Shiatsu is a Japanese therapy that has the same theoretical base as Chinese acupuncture but apart from being 'hands on' and not using needles, has evolved into a treatment system in it's own right.

In common with Traditional Chinese Medicine is the theory that within us all flows energy (ki) the condition and balance of which is intrinsically linked to the health (physical as well as emotional) of the individual. Although this energy is present in every cell of the body, it circulates in distinct channels commonly known as 'meridians'.

If the flow of ki is compromised in some way along the path of the meridian, the ki flow along the entire meridian will be affected resulting in an imbalance in the person's energy system as a whole. This will then cause symptoms, the location and severity of which are dependent on the intensity and duration of the ki imbalance. If the ki imbalance persists and further intensifies there then follows a decline in the functions of associated organs and the affected person's general health.

In Shiatsu, which literally means 'finger pressure', the tools used are the thumbs, fingers, elbows and to a lesser extent  knees and feet, to work not only on specific tsubos but usually along the meridian as a whole. Other techniques such as  stretching and rocking are used, as is gentle holding or deep penetrating pressure. The methods employed vary depending on the condition of the client's ki.

The diagnosis of the meridian 'picture' is a subject too complex and multi-layered to go into any detail here. Assessment of the client starts on first meeting and continues throughout treatment.

One of the main elements of diagnosis that Shiatsu has in common with other Japanese therapies is the 'hara diagnosis'. Practitioners of Chinese therapies will usually refer to the wrist pulses, whereas Japanese based therapies emphasise the importance of assessing the state of the abdomen, or hara. Very gentle palpation is used to check various meridian associated areas.

Hara diagnosis will give the practitioner useful information about the state of the meridians and the health of the individual.

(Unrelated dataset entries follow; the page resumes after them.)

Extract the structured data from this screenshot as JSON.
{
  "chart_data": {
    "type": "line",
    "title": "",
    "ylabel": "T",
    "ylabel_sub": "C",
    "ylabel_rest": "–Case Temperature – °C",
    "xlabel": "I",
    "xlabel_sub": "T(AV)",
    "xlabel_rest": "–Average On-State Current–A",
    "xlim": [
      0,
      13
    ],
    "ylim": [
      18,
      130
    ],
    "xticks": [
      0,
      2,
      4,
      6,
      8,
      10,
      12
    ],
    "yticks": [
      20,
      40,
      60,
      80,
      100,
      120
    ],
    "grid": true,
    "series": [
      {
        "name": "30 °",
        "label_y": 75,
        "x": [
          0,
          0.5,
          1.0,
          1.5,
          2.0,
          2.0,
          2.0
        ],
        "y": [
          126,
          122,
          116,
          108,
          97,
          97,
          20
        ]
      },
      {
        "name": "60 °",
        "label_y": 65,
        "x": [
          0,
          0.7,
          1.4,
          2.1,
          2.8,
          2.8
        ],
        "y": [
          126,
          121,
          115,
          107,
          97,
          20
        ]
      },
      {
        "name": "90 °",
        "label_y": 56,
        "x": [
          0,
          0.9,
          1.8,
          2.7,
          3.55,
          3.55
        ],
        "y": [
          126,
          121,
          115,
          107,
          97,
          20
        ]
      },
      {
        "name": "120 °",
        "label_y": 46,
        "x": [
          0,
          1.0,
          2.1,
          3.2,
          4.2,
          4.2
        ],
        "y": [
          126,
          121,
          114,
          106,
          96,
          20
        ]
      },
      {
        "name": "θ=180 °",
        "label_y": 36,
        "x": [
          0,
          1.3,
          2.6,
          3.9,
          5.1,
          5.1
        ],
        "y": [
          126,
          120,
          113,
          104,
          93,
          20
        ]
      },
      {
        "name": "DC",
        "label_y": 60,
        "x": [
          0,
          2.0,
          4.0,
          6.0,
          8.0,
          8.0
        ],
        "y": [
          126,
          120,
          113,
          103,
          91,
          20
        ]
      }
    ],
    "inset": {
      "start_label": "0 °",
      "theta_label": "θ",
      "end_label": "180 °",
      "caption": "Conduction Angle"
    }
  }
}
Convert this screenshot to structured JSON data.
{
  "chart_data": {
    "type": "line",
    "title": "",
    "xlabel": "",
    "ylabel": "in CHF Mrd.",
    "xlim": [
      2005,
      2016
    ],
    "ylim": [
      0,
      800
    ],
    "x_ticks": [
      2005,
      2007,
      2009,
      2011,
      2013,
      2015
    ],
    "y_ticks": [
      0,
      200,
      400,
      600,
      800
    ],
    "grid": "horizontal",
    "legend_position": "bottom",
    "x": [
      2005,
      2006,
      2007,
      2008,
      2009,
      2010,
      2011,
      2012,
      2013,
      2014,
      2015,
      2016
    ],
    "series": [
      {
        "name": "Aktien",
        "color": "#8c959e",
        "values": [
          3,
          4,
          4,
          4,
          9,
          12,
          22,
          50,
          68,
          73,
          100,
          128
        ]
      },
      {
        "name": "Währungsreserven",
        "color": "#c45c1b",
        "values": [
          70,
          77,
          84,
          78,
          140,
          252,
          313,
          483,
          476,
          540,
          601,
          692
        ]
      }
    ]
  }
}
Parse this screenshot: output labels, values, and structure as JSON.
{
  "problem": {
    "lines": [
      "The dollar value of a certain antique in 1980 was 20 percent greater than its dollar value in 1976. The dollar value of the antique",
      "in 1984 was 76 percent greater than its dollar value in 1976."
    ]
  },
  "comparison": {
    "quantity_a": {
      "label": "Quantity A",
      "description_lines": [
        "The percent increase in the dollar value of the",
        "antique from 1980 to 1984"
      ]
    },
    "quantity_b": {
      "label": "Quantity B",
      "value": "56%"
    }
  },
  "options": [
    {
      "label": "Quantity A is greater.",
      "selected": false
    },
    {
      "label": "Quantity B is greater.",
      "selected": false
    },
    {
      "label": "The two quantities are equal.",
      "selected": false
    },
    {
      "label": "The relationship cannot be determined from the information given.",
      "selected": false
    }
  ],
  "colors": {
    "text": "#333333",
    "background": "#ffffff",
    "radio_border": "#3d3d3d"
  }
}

But energy is not the only concern. Structure and energy are intimately linked in that a long term weakness in a meridian will make that area (e.g. ankle) more prone to injury. Conversely, an injury or structural misalignment will impinge on the flow of  the meridian ki.

Although recurring headaches, for example, are often associated with ki imbalances, frequently one might find tightness in the neck and shoulder muscles restricting the blood flow to the brain. The pelvis may be tilted in one direction or another, causing a compensatory tilt of the shoulders and head. The pelvic imbalance may be exacerbated by tension in the abdomen due to chronic constipation...

This, to my mind, is one of the main strengths of shiatsu. Where many therapies will treat either the energetic or structural imbalances, the shiatsu practitioner will take in and address the whole picture.

Yes, Shiatsu is holistic!

I hope this truncated, simplistic resume of Shiatsu has shed some light on it's power and unique qualities and maybe hinted at why I am still so excited by what I do.